Issue #178 - Length-based Overfitting in Transformer Models
Neural Machine Translation (NMT) has achieved impressive progress nowadays, but there are still some challenges that remain to be explored. Many people may have noticed that neural-based MT systems normally perform worse on very long sequences. Some previous research explored the weaknesses of RNN models with respect to long sequence modeling, but similar studies have yet to be done for Transformer models. In this post, we review a paper by Variš and Bojar (2021) which suggests that this issue might be caused by the mismatch between the length distributions of training data and evaluation set.
Experiment with String Editing Operations
In order to directly investigate the impact of the sequence length in the training data on the model performance without any struggle in evaluation ambiguity, the first experiment focuses on building a simple model trained with sequences consisting of only two characters: 0 and 1. All sequences are unique (no duplicates) and separated by whitespaces.

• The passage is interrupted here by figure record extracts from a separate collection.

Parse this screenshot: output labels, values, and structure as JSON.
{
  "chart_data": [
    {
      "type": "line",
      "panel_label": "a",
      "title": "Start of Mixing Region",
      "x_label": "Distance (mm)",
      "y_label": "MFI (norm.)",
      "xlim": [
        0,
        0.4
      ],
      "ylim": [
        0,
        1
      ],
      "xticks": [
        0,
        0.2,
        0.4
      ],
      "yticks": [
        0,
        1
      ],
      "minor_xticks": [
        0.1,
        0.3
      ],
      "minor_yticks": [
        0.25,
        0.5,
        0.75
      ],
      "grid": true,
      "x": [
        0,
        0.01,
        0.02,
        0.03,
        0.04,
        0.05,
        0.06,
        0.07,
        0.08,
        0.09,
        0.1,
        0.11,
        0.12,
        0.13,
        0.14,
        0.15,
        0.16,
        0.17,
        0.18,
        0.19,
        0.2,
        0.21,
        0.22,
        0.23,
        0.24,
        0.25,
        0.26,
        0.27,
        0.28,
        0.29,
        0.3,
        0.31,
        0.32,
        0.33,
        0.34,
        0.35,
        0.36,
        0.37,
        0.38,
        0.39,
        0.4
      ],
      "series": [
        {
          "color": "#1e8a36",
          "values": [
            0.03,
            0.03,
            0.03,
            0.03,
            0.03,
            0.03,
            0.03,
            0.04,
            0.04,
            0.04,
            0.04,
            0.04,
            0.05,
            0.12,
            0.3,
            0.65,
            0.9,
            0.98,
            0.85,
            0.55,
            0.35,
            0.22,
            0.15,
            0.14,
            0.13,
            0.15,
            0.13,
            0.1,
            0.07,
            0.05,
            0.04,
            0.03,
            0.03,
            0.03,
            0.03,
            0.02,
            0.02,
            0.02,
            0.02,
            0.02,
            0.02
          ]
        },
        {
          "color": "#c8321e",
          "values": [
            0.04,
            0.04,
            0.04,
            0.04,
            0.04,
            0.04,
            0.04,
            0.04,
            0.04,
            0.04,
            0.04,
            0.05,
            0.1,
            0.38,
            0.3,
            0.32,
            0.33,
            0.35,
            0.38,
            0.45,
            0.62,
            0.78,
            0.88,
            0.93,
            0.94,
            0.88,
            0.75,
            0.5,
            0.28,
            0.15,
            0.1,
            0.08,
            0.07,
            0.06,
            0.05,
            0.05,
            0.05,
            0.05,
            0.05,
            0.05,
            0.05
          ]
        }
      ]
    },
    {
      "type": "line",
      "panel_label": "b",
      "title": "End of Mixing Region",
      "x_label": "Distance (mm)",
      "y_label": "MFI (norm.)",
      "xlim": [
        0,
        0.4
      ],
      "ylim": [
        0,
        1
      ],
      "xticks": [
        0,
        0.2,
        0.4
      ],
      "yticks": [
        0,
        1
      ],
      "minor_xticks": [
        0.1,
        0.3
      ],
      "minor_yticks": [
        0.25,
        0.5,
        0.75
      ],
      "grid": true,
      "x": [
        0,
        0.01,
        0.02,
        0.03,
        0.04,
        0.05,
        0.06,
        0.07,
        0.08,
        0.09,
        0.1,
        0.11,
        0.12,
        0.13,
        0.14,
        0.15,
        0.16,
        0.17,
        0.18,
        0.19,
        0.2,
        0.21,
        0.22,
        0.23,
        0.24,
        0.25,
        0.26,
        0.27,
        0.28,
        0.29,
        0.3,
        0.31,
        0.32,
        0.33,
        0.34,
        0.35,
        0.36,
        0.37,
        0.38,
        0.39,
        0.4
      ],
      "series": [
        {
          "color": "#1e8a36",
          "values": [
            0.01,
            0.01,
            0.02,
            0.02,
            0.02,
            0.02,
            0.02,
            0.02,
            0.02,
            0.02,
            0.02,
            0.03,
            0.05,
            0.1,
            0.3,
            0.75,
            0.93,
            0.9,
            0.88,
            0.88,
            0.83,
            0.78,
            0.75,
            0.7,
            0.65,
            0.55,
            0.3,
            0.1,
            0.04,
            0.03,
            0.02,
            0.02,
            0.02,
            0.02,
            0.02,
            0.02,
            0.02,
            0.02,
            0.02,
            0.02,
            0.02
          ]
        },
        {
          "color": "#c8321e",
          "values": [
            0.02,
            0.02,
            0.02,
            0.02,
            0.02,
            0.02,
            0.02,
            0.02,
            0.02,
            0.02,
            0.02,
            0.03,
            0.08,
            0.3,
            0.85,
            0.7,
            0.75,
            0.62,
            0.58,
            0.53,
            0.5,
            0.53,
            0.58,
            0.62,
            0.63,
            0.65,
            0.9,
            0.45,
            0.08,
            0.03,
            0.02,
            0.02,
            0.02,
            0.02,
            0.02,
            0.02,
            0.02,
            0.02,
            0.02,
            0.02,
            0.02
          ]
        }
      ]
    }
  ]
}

The goal of this model is to translate these sequences following the tasks listed below:
- copy: copy the input sequence to the output.
- unshift X: add a single character X (0 or 1) to the beginning of the sequence.

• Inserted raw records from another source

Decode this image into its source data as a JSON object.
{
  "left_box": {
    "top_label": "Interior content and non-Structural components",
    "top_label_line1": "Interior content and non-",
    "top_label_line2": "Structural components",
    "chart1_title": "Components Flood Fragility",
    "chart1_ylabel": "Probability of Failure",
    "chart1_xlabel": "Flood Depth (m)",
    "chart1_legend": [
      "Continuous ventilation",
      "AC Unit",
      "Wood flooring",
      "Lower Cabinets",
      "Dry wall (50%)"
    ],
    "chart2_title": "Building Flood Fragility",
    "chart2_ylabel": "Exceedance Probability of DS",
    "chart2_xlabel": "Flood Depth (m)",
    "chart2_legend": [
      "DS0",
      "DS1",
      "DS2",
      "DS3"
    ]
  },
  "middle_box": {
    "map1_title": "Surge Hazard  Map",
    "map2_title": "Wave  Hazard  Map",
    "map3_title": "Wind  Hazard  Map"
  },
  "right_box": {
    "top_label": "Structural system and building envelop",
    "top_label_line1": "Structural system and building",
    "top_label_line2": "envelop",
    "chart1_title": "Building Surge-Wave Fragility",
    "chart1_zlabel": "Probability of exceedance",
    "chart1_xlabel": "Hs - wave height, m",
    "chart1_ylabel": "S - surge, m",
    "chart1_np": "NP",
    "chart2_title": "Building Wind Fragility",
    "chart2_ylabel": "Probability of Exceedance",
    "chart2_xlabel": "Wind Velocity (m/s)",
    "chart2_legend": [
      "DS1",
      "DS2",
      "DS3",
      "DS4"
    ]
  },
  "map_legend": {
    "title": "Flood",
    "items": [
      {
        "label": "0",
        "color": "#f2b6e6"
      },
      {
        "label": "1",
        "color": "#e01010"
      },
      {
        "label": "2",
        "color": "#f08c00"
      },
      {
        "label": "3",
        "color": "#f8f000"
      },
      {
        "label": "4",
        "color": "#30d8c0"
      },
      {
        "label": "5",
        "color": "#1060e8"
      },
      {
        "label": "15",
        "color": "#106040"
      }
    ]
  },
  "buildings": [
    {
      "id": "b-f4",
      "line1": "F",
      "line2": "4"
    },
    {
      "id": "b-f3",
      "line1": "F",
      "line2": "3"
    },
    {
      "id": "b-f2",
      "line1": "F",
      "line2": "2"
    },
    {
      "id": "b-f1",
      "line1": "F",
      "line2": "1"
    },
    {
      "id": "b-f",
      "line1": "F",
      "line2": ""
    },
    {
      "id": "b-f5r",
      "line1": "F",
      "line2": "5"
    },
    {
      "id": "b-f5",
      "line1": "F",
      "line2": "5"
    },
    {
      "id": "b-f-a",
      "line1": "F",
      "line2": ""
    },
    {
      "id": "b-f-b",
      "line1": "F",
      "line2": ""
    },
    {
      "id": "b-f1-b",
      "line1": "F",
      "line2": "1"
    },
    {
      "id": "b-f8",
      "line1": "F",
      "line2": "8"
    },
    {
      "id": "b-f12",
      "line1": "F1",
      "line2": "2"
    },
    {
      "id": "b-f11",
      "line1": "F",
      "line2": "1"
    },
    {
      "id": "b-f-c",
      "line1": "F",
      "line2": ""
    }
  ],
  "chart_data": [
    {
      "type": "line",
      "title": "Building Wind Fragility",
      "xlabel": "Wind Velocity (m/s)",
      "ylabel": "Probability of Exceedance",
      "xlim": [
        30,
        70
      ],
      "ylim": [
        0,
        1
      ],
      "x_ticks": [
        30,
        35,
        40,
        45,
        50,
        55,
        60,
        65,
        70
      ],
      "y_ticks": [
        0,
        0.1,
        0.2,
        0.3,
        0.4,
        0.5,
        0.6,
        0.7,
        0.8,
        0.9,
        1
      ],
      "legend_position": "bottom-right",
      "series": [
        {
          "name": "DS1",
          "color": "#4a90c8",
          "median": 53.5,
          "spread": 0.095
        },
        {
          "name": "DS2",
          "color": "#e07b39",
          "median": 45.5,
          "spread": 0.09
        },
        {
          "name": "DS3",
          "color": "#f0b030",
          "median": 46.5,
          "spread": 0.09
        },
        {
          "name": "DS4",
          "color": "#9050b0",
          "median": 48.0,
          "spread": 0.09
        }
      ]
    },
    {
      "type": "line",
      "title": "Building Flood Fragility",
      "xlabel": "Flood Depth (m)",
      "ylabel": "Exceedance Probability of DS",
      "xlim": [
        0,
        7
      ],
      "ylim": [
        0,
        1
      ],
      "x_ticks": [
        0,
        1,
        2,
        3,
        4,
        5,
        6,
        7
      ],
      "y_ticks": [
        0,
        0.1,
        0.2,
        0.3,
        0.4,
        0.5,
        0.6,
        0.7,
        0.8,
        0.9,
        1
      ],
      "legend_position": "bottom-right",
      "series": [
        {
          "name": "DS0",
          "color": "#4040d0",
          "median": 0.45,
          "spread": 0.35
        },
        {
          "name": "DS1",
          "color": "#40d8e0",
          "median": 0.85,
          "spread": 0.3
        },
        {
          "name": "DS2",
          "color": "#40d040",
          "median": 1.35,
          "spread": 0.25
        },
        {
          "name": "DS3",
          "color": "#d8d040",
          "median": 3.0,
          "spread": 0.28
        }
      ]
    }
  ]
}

- push X: add a single character X (0 or 1) to the end of the sequence.
- shift: remove a single character from the beginning of the sequence.
- pop: remove a single character from the end of the sequence.
- reverse: reverse the character order in the input sequence.
The whole dataset is split into three buckets based on length range: 0-10, 11-15, 16-20. The model is trained only with data from the bucket range 11-15. They split the data from this range into three parts: 28K for training, 1K for validation and 1K for testing. Additionally, they sample 1K from the 0-10 range and 1K from 16-20 range for the evaluation. They train a separate model (Transformer-based) for each of the tasks mentioned above, so the training data size is the same (28K) for all the task models. All of the data for each task type is marked with a label at the beginning of each sequence on the source side: character (label name followed by 0, 1 for unshift and push, − for others), and a separator (|).
The model is evaluated by accuracy ACC = num_correct/num_examples. Table 1 shows the results on each task across different length buckets. We can see that the model produces high accuracy on the test set from the same length range as the training data, while the performance drops dramatically on the other buckets.
Experiment with MT in Real Scenario
To test whether the findings from the first experiment is aligned with real scenario MT, the authors also train a Transformer-based Czech-English MT system following the similar pattern. After the tokenization and BPE segmentation, the whole dataset is split into buckets of sizes 1-10, 11-20, ..., 91-100 based on the sequence length of the target side. Table 2 shows the sizes of the respective training corpora.
A separate model is trained for each length bucket. All models are evaluated on test sets from different length buckets using sacreBLEU metric. These test data are extracted from the concatenation of WMT2020. According to the top part of Figure 1, it is obvious that the models perform better when translating data of target-side length similar to the training length bucket. This confirms that the model overfits to the length of the training data, it significantly affects the performance on those sequences from the buckets that are far from the training one. Note that the results across different test buckets are not directly comparable as they are different data sets. The bottom part of Figure 1 shows the average ratio between a hypothesis and reference. Systems trained with smaller length buckets produce shorter outputs, while the systems trained with bigger buckets can produce up to 10x longer outputs. Similar to Kondo et al. (2021), the authors also try to improve model performance on very long sentences by adding more synthetic data which is created by concatenating shorter training sequences. The result shows that the synthetic data can lead to a performance similar to the model trained on the genuinely longer sentences.
Figure 1: Top: Varying performance of Transformers on test data trained only on the data from a specific target side length bucket (various lines) when evaluated on a specific test bucket (x-axis). Bottom: Average ratio between a hypothesis and reference. Dashed line indicates a ratio of 1.0.
The length-controlled experiments by Variš and Bojar (2021) demonstrate that Transformer models can generalize very well to unseen examples within the same length bucket but fail at similar tasks from different length buckets, shorter or longer. The results imply that the power of Transformer models may come from its ability to exploit the similarities between training and evaluation data.